Não há, com efeito, prejuízo algum para o processo, haja vista que a medida seria precipuamente uma questão de cautela.

A integração destes co-devedores na relação processual, assim, seria exercida apenas quando estivesse presente, na hipótese concreta, a utilidade desta participação no plano material. Ou seja, haverá de se averiguar as possibilidades do réu a quem a ação deveria ser originariamente proposta.

A respeito do litisconsórcio passivo facultativo dos avós, o STJ entendeu que:
Tratando-se de obrigação, como a hipótese contempla, avoenga, não se cuida de litisconsórcio necessário, como pretendem os recorrentes e sim de litisconsórcio passivo facultativo, bastando haja a opção por um dos avós que logre suportar o encargo nos limites de suas possibilidades." (REsp 658139 (2004/0063876-0 - 13/03/2006)
Dessa forma, além de não ir de encontro à subsidiariedade, conforme exposto, a medida se justifica até mesmo em face do caráter complementar da responsabilidade avoenga, haja vista que a quantificação dos alimentos deve ser orientada primeiramente com base nas necessidades de quem recebe, e não nas possibilidades de quem paga, e a aceitação dos avós no pólo passivo da demanda representa maior provisionamento para o alimentando.

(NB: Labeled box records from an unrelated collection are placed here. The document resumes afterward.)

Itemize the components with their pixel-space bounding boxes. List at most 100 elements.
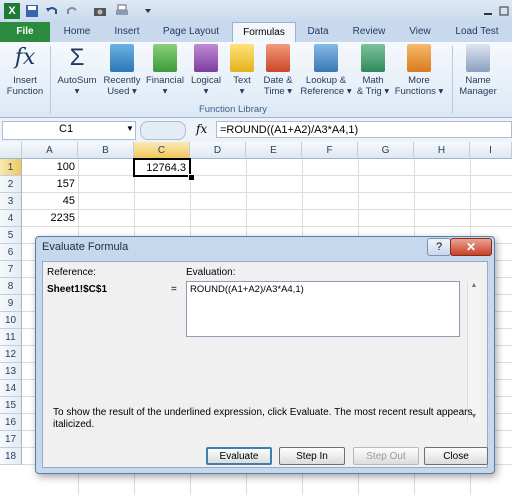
dialog-title: Evaluate Formula	[42, 241, 129, 253]
text-button[interactable]: Text ▾	[226, 44, 258, 97]
row-header[interactable]: 15	[0, 397, 22, 414]
close-button[interactable]: Close	[424, 447, 488, 465]
equals-sign: =	[171, 284, 177, 295]
tab-home[interactable]: Home	[56, 22, 98, 42]
scroll-up-arrow-icon[interactable]: ▲	[468, 282, 480, 289]
evaluate-button[interactable]: Evaluate	[206, 447, 272, 465]
tab-page-layout[interactable]: Page Layout	[158, 22, 224, 42]
name-box-value: C1	[59, 123, 74, 135]
ribbon-formulas: fx Insert Function Σ AutoSum ▾ Recently Use…	[0, 42, 512, 118]
financial-button[interactable]: Financial ▾	[144, 44, 186, 97]
row-header[interactable]: 14	[0, 380, 22, 397]
dialog-info-text: To show the result of the underlined exp…	[53, 407, 473, 430]
evaluation-expression: ROUND((A1+A2)/A3*A4,1)	[190, 284, 304, 295]
step-out-button[interactable]: Step Out	[353, 447, 419, 465]
dialog-close-button[interactable]: ✕	[450, 238, 492, 256]
grid-line	[22, 209, 512, 210]
grid-line	[22, 226, 512, 227]
tab-load-test[interactable]: Load Test	[446, 22, 508, 42]
column-header[interactable]: E	[246, 142, 302, 159]
date-time-button[interactable]: Date & Time ▾	[258, 44, 298, 97]
save-icon[interactable]	[24, 3, 40, 19]
math-book-icon	[361, 44, 385, 72]
reference-value: Sheet1!$C$1	[47, 284, 108, 295]
tab-formulas[interactable]: Formulas	[232, 22, 296, 44]
cell-c1-selected[interactable]: 12764.3	[133, 158, 191, 177]
row-header[interactable]: 7	[0, 261, 22, 278]
row-header[interactable]: 17	[0, 431, 22, 448]
name-manager-button[interactable]: Name Manager	[456, 44, 500, 97]
step-in-button[interactable]: Step In	[279, 447, 345, 465]
logical-button[interactable]: Logical ▾	[188, 44, 224, 97]
formula-bar: C1 ▼ fx =ROUND((A1+A2)/A3*A4,1)	[0, 118, 512, 143]
cell-a2[interactable]: 157	[22, 176, 78, 193]
tab-insert[interactable]: Insert	[104, 22, 150, 42]
column-header[interactable]: D	[190, 142, 246, 159]
dialog-body: Reference: Evaluation: Sheet1!$C$1 = ROU…	[42, 261, 488, 468]
logical-book-icon	[194, 44, 218, 72]
date-time-book-icon	[266, 44, 290, 72]
column-header[interactable]: H	[414, 142, 470, 159]
more-functions-book-icon	[407, 44, 431, 72]
restore-window-icon[interactable]	[496, 3, 512, 19]
row-header[interactable]: 4	[0, 210, 22, 227]
fx-insert-function-icon[interactable]: fx	[196, 122, 207, 136]
more-functions-button[interactable]: More Functions ▾	[392, 44, 446, 97]
row-header-selected[interactable]: 1	[0, 159, 22, 176]
row-header[interactable]: 9	[0, 295, 22, 312]
math-trig-button[interactable]: Math & Trig ▾	[354, 44, 392, 97]
customize-qat-icon[interactable]	[140, 3, 156, 19]
cell-a1[interactable]: 100	[22, 159, 78, 176]
row-header[interactable]: 6	[0, 244, 22, 261]
row-header[interactable]: 13	[0, 363, 22, 380]
row-header[interactable]: 3	[0, 193, 22, 210]
cell-a3[interactable]: 45	[22, 193, 78, 210]
ribbon-tabs: File Home Insert Page Layout Formulas Da…	[0, 22, 512, 44]
fill-handle[interactable]	[188, 174, 195, 181]
column-header[interactable]: I	[470, 142, 512, 159]
row-header[interactable]: 2	[0, 176, 22, 193]
undo-icon[interactable]	[44, 3, 60, 19]
evaluation-box[interactable]: ROUND((A1+A2)/A3*A4,1)	[186, 281, 460, 337]
minimize-window-icon[interactable]	[480, 3, 496, 19]
column-header[interactable]: B	[78, 142, 134, 159]
row-header[interactable]: 10	[0, 312, 22, 329]
group-label-function-library: Function Library	[198, 104, 268, 115]
redo-icon[interactable]	[64, 3, 80, 19]
cell-a4[interactable]: 2235	[22, 210, 78, 227]
name-box[interactable]: C1 ▼	[2, 121, 136, 140]
print-icon[interactable]	[114, 3, 130, 19]
grid-line	[22, 192, 512, 193]
select-all-corner[interactable]	[0, 142, 22, 159]
autosum-button[interactable]: Σ AutoSum ▾	[54, 44, 100, 97]
excel-logo-icon[interactable]: X	[4, 3, 20, 19]
column-header[interactable]: A	[22, 142, 78, 159]
evaluation-label: Evaluation:	[186, 267, 236, 278]
chevron-down-icon[interactable]: ▼	[126, 124, 134, 133]
column-header-selected[interactable]: C	[134, 142, 190, 159]
column-header[interactable]: F	[302, 142, 358, 159]
vertical-scrollbar[interactable]: ▲ ▼	[467, 282, 480, 422]
column-header[interactable]: G	[358, 142, 414, 159]
expand-formula-handle[interactable]	[140, 121, 186, 140]
lookup-reference-button[interactable]: Lookup & Reference ▾	[300, 44, 352, 97]
tab-view[interactable]: View	[402, 22, 438, 42]
row-header[interactable]: 8	[0, 278, 22, 295]
row-header[interactable]: 11	[0, 329, 22, 346]
tab-data[interactable]: Data	[300, 22, 336, 42]
evaluate-formula-dialog: Evaluate Formula ? ✕ Reference: Evaluati…	[35, 236, 495, 474]
row-header[interactable]: 5	[0, 227, 22, 244]
insert-function-button[interactable]: fx Insert Function	[2, 44, 48, 97]
row-header[interactable]: 18	[0, 448, 22, 465]
formula-input[interactable]: =ROUND((A1+A2)/A3*A4,1)	[216, 121, 512, 138]
recently-used-button[interactable]: Recently Used ▾	[100, 44, 144, 97]
text-book-icon	[230, 44, 254, 72]
tab-review[interactable]: Review	[346, 22, 392, 42]
row-header[interactable]: 16	[0, 414, 22, 431]
tab-file[interactable]: File	[0, 22, 50, 42]
row-header[interactable]: 12	[0, 346, 22, 363]
help-button[interactable]: ?	[427, 238, 451, 256]
group-divider	[452, 46, 453, 114]
quick-access-toolbar: X	[0, 0, 512, 22]
camera-icon[interactable]	[92, 3, 108, 19]
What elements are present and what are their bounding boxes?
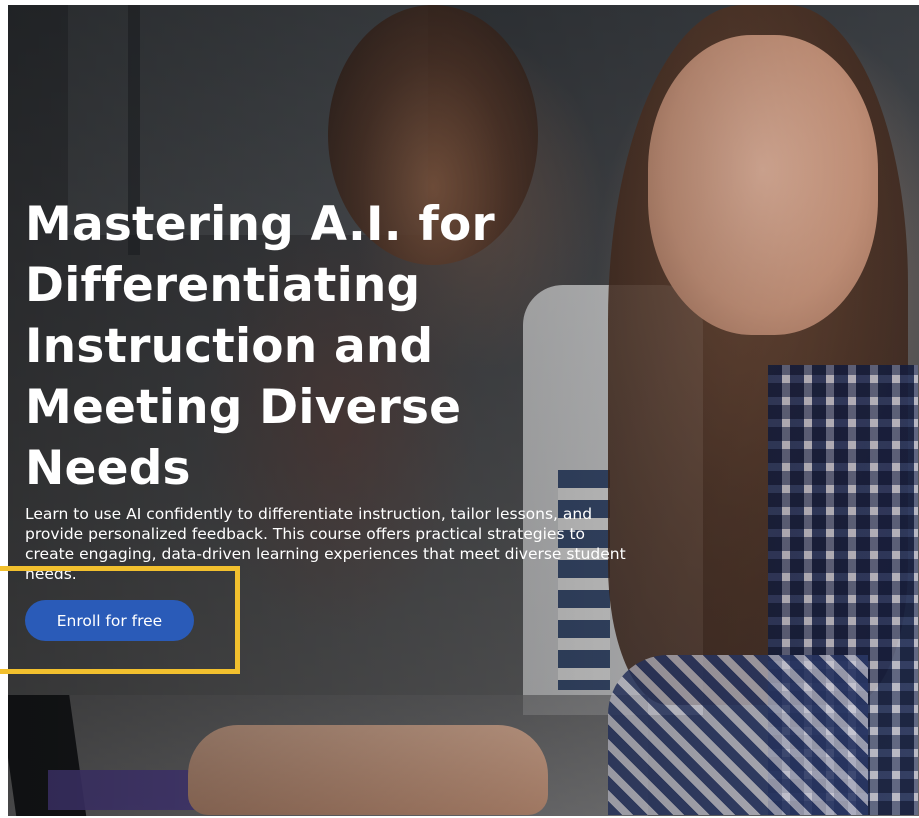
enroll-button[interactable]: Enroll for free [25, 600, 194, 641]
course-description: Learn to use AI confidently to different… [25, 505, 626, 583]
course-title: Mastering A.I. for Differentiating Instr… [25, 197, 495, 496]
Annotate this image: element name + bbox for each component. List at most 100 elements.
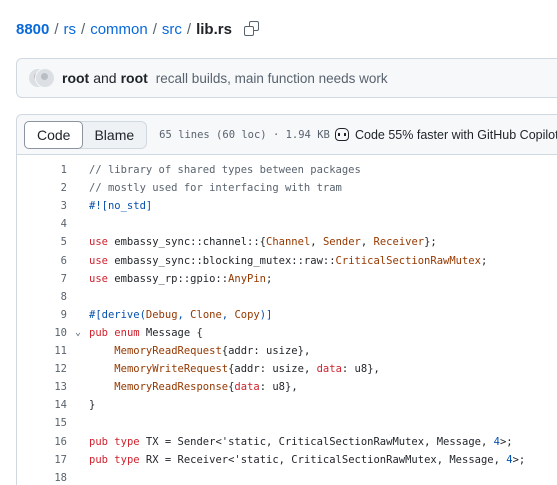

Nesse mesmo sentido, decidiu o Tribunal de Justiça do Rio Grande de Sul:
Apelação. Ação de alimentos contra o pai e o avô paterno. Ilegitimidade passiva. Inocorrência. Denunciação da lide. Descabimento. Pensionamento em valor adequado. Não há falar em ilegitimidade passiva quando a demanda é direcionada contra o pai e o avô paterno simultaneamente. A falta do ascendente mais próximo, referida no art. 1.696 do novo Código Civil, não diz respeito apenas à morte ou desaparecimento deste, mas diz também com a eventual ausência de condições materiais suficientes para arcar com o sustento da prole, matéria a ser provada no decorrer da instrução probatória. Quando a demanda é direcionada contra apenas um dos avós, é possível chamar os demais ao processo (NCC, art. 1.698). Entretanto, não há falar em direito de regresso de um dos avós em face dos demais. Por esta razão, é totalmente descabida a denunciação da lide. A necessidade de complementação por parte do avô restou configurada, pois o genitor não consegue suprir totalmente as necessidades do filho. Caso em que o valor do pensionamento fixado em desfavor do genitor e do avô paterno na sentença recorrida é adequado e não merece reparo. Rejeitaram as preliminares. No mérito, negaram provimento (TJ/RS, 8ª Câmara Cível, AC nº 70006390629, rel. Rui Portanova, j. 14.08.03).
O importante é, portanto, ponderar qual é a melhor maneira de o processo servir o direito material. Chamando-se ao processo ou intervindo-se na qualidade de litisconsorte passivo facultativo, o mais interessante, sobretudo em ação de alimentos, é que o alimentando possa ter satisfeitas as suas necessidades da maneira mais completa possível.